True to genre, there is some plot lint and minor implausibles (I have doubts about Roy swimming in his space suit to enter a rocket). When Roy uses a thin metal sheet as a shield against incoming asteroids, it’s almost as if Pitt is leaping back to Troy (now less Achilles than Odysseus). There is, in fact, a vestige of Homeric power in this very modern story, and without Kubrick’s slightly sedated, enigmatic symbolism. The most compelling twist of this linear but not simple saga is that it is high on space and yet skeptical about humans in space. Film buff Gray has stretched bravely before (The Yards, Little Odessa, The Immigrant), with rather mixed results. In Ad Astra he has, with expert passion, achieved an intimately personal space spectacular. The ending delivers serious satisfaction.

SALAD (A List)
The 12 Best Outer Space Movies
No, not space invader or super-hero movies:
1. 2001: A Space Odyssey (dir.

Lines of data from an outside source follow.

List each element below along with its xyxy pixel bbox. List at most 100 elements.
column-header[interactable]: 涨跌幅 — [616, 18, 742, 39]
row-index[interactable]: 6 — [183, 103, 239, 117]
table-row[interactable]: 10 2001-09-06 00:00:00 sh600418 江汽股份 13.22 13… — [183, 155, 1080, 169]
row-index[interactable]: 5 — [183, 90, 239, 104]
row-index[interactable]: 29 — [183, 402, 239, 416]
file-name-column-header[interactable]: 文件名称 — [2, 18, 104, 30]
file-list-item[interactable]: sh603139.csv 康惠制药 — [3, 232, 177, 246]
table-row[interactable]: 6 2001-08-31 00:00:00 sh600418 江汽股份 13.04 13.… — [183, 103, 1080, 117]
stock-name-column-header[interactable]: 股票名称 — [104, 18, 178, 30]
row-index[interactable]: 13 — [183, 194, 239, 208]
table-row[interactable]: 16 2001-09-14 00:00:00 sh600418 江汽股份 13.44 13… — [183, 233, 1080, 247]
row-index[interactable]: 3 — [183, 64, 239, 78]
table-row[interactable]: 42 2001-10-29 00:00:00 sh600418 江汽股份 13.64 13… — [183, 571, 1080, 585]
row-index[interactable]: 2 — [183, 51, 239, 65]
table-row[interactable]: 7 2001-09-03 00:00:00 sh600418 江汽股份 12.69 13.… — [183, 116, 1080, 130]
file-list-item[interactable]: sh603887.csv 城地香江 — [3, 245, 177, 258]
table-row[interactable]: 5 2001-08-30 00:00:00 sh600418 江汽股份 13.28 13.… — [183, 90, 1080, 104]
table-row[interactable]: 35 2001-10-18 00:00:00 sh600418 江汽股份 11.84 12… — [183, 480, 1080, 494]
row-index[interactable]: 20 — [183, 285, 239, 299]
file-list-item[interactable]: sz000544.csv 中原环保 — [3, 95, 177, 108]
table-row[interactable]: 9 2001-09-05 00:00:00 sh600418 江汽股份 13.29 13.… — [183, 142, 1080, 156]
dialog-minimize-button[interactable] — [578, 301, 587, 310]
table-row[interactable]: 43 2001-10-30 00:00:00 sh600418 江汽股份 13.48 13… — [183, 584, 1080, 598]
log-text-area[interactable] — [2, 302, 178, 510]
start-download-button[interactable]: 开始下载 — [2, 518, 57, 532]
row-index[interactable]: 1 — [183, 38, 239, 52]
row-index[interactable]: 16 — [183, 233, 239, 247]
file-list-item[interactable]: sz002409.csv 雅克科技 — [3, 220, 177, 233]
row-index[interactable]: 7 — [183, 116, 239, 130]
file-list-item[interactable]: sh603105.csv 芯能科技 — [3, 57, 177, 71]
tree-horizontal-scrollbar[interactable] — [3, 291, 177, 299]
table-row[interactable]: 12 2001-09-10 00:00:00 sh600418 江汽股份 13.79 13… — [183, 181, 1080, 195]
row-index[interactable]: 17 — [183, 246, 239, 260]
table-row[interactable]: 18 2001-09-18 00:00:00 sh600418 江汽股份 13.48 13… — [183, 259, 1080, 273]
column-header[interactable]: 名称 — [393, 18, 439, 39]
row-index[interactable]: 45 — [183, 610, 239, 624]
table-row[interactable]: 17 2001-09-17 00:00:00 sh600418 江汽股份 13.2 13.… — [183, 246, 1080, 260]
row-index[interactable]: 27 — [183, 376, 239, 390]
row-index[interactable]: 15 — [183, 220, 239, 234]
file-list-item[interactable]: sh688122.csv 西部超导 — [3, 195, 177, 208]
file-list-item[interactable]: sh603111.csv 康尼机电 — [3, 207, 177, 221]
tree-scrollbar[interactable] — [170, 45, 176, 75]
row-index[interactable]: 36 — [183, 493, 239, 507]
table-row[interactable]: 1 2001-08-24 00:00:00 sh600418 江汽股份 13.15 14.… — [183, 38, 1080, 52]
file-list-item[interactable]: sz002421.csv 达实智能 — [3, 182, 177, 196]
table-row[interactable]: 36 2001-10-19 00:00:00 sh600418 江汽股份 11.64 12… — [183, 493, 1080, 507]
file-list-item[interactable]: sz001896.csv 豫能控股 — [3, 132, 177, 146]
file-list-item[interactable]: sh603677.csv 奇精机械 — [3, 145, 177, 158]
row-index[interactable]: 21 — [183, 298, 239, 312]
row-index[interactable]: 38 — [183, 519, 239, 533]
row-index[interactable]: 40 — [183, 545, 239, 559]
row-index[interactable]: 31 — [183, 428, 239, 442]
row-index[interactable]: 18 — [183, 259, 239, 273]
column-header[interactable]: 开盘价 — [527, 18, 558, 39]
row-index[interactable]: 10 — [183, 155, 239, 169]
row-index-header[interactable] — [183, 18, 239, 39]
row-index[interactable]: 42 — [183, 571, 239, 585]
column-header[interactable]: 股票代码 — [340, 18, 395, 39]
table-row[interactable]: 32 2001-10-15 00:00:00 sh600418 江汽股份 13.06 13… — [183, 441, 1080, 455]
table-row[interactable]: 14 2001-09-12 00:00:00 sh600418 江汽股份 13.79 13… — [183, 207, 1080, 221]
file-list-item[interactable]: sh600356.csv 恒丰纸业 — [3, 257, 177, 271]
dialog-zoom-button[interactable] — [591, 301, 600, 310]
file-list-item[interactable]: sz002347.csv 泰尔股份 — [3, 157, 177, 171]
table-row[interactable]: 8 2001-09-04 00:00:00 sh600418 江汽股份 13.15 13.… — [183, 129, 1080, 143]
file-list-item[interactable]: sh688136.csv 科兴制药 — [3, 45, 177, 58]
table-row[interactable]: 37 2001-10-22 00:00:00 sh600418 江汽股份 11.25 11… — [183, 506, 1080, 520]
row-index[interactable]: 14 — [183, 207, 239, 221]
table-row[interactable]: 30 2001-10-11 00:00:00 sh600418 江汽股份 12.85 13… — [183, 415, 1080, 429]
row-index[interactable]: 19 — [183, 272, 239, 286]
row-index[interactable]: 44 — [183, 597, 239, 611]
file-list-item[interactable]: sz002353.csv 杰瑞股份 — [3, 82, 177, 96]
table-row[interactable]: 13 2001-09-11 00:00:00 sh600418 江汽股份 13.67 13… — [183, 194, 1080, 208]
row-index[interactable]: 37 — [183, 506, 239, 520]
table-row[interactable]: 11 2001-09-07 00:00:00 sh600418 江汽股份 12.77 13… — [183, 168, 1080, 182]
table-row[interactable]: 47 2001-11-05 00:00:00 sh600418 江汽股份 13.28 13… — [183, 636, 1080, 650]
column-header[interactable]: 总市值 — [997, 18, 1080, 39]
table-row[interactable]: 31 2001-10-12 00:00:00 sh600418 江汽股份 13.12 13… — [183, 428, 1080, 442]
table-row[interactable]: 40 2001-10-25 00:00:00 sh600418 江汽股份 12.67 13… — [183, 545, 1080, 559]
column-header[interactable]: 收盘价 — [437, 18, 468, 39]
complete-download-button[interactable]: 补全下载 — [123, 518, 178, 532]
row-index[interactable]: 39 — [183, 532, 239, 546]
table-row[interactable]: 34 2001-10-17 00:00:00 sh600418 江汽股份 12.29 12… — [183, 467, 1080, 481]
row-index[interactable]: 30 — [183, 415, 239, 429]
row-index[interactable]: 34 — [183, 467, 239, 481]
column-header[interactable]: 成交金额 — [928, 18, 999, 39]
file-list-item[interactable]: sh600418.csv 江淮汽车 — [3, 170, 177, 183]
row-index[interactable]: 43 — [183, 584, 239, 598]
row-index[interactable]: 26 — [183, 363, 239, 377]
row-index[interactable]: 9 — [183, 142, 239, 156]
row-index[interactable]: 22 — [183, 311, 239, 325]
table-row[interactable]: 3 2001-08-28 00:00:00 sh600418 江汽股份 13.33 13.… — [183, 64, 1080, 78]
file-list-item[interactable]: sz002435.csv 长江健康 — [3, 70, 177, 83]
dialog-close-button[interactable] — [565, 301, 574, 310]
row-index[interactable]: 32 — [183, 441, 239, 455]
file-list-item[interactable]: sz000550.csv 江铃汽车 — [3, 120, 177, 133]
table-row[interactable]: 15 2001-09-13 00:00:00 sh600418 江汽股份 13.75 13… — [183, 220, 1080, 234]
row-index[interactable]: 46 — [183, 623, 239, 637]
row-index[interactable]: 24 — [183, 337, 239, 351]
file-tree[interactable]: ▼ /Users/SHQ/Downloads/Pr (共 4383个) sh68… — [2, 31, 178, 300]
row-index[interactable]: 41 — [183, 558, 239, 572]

Stanley Kubrick 1968), 2. Ad Astra (James Gray 2019), 3. The Martian (Ridley Scott 2015), 4. Apollo 13 (Ron Howard 1995), 5. Moon (Duncan Jones 2009), 6. Star Wars (George Lucas 1977), 7. Solaris (Andrei Tarkovsky 1972), 8. Silent Running (Douglas Trumbull 1972), 9. Forbidden Planet (Fred Wilcox 1956), 10. Galaxy Quest (Dean Parisot 1999), 11. Robinson Crusoe on Mars (Byron Haskin 1964) and 12. Star Trek II: The Wrath of Khan (Nicholas Meyer 1982). Best earthbound space dream: Gattaca (Andrew Niccol 1997).

WINE (Vin Orsonaire de Chateau Welles)
An endless target of bad fat jokes in later years, Orson Welles had his own mischief with the trope. As when pal Henry Jaglom asked him his height: “I used to be six-three and a half, now I’m about six-two. My neck keeps disappearing. Gravity, you know? Like Elizabeth Taylor. She has no neck left! Her shoulders come to her ears, and she’s still young. Now imagine where her face will be when she’s my age (69).” Lady Liz died before this snarky morsel was published, in Jaglom’s and Peter Biskind’s My Lunches with Orson.  

ENTRÉE (Starlight Rising)
Piety for Raymond Chandler’s last major detective novel was never an issue for Robert Altman, filming The Long Goodbye in 1972: “Adapter Leigh Brackett (script veteran of The Big Sleep) felt that Chandler’s book broke down: ‘You couldn’t really translate it to screen. It was hackneyed.’ Only an update might overcome the flaws diagnosed by Ross Macdonald, Chandler’s great successor: ‘Philip Marlowe’s voice is limited by his role as a hardboiled hero. He must speak within his character limits, and those are quite narrowly conceived. (Chandler) was old and the language failed to respond. He was trapped like the late Hemingway in an unnecessarily limiting idea of self, hero, and language.” Altman’s revision emerged as a creative triumph and, gradually, a cult success. (Quote from the Elliott Gould/Long Goodbye chapter in my book Starlight Rising, available via Amazon, Nook and Kindle.)

DESSERT (An Image)
A fine movie image is more than a still, it’s a distillation.



As space warlord Khan, Ricardo Montalban crowned his career with hammy brilliance in Star Trek II: The Wrath of Khan (Paramount Pictures 1982, director Nicholas Meyer, d.p. Gayne Rescher).